If you attend a pre-camp orientation session, or meeting with a camp director over the school year, I guarantee you will hear these words. In any audience of such a gathering, along with the cookies and coffee, there will be the following four attendees:
The Wise Parent: The wise parent is the one who has had three children attend the camp in question before for multiple summers. These parents already know that this camp is perfect for their children. In fact, they have already booked tickets for a childless trip to Europe departing within hours of the camp bus pulling out of the parking lot. They will ask questions relating to whether or not the camp’s policy on electronics has changed from previous years, and whether there have been any changes to the campus over the year. Their questions reflect their knowledge, not their lack thereof.
The Wicked Parent: This parent is usually not in attendance at such events, but when he or she is, he or she is 100% sure that their little star is going to be the cream of the crop at camp. They are positive that the child will love the camp, whether it’s because they themselves went there or they too really want to book the childless trip to Europe. They are unwilling to consider that perhaps their child isn’t ready for a full summer away, or perhaps their child has been trying to tell them as much for weeks.

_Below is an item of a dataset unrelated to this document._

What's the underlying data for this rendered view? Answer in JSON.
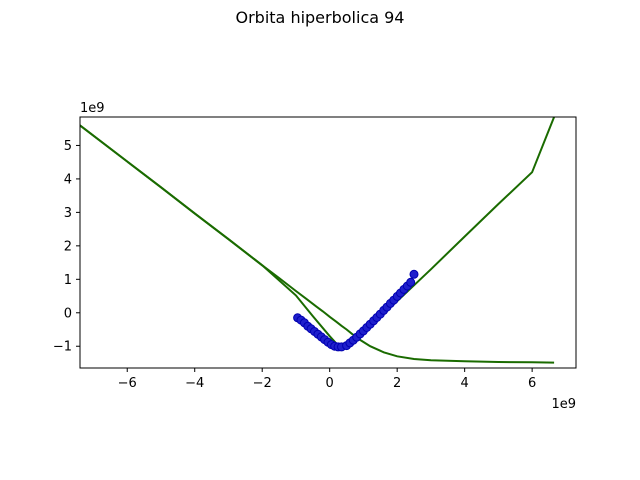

They have no questions, because how the camp handles homesickness is something that concerns other people—not them.
The Simple Parent: These parents have never sent their child to this particular overnight camp. They have no idea that they have to fill out approximately 1,000 pages of forms, notarized and in triplicate. They do not understand that packing is not going to be a rush job to be done the night before. They have never sat watching an episode of Game of Thrones while simultaneously labeling 300 pairs of underwear with a Sharpie. They ask naïve questions like, “Will my kid have a good time?” to which the answer is, “Yes.”